¿Qué es mejor, llorar o no?
«Saber cuándo, cuánto, cómo, porqué y para qué se llora es una ambición que escapa a las capacidades humanas»
Yo fui educado, como tantos otros de mi generación, bajo el supuesto de que los hombres no lloran. Hacerlo era cosa de niñas, de mujeres, ... de criaturas débiles. Lo debí de aprender bien porque me ha costado siempre dejar correr las lágrimas. Incluso en el presente, cuando lamento haber sido educado bajo ese tipo de discriminaciones, tan androcéntricas y chatas, es difícil que rompa a llorar en privado y casi imposible que suceda en público. Al menos hasta el momento. Aunque no atribuyo esta continencia a una frialdad especial o a un exceso de control, sino a una mezcla de educación, carácter y suerte en la vida, que solo me ha castigado con las justas desgracias.
Ahora, en cambio, cuando las cosas ya son muy distintas, y los hombres sollozan como las mujeres y las mujeres como los hombres, si lo pienso me asaltan dos preguntas. La primera me sirve para cuestionar si es mejor que suceda así, que todo el mundo llore y todos por igual, o sería aún mejor que ninguno llorase o llorase lo mínimo. La segunda cuestión no es menos imprecisa que la anterior y, puesto que debemos de llorar, se interroga sobre cómo, cuándo y porqué lo hacemos.

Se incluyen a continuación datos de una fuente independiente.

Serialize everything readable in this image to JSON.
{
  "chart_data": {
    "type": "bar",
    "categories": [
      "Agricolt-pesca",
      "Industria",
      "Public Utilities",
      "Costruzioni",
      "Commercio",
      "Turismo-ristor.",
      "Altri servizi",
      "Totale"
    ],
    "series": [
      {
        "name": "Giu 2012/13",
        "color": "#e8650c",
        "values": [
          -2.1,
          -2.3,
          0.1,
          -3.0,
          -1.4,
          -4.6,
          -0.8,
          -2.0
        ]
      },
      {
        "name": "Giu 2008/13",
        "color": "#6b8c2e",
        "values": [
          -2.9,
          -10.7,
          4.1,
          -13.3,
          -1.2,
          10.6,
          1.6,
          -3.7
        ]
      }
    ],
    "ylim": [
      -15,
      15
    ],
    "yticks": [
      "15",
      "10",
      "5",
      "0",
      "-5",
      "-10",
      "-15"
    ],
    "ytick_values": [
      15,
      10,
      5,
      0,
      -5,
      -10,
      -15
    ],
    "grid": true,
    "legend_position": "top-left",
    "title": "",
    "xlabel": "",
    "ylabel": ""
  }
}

Lo sobresaliente y cómodo de algunas preguntas estriba en que no admiten respuesta. Son preguntas condescendientes y abiertas. Saber cuándo, cuánto, cómo, porqué y para qué se llora es una ambición que escapa a las capacidades humanas. Además, no hace falta conocerlo para que podamos seguir llorando cuando a la cabeza, a los nervios o a los ojos les plazca. Las lágrimas se explican por sí mismas y desprecian los argumentos racionales. De hecho, son líquidas e irracionales o, al menos, a-racionales. No piensan en nada. Brotan si les da la gana. No piden permiso a nadie. Incluso cuando decimos de alguien que supo contener las lágrimas, en realidad queremos decir que si no lloró fue porque las lágrimas no quisieron venir a sus ojos o porque no las necesitaba. Aunque nosotros para explicarlo y defender la libre decisión intentemos anteponer nuestra voluntad a todo cuanto nos pasa.
Es cierto que, como sucede ante cualquier reacción espontánea, podemos intentar educarlas. Hay una margen de maniobra. Hay quien aprende a llorar hasta sin ganas. Y quien sabe dar un empujón a la primera gota para que escurran a borbotones por la cara. A consecuencia de este aprendizaje distinguimos precisamente entra llanto, llantinas y lloriqueos, logrando diferencias descriptivas muy sabrosas que nos ayudan a conocer el pellizco de verdad que la gente esconde por dentro.
En realidad, si la incertidumbre nos asalta en materia de lágrimas es porque en última instancia son un arma. Una artillería infantil que el niño dispara en cuanto algo se le atraganta, y que el adulto aprende a dirigir con más industria, cálculo y celo. Un arma peligrosa, por lo tanto, que apunta directamente al corazón del ciudadano.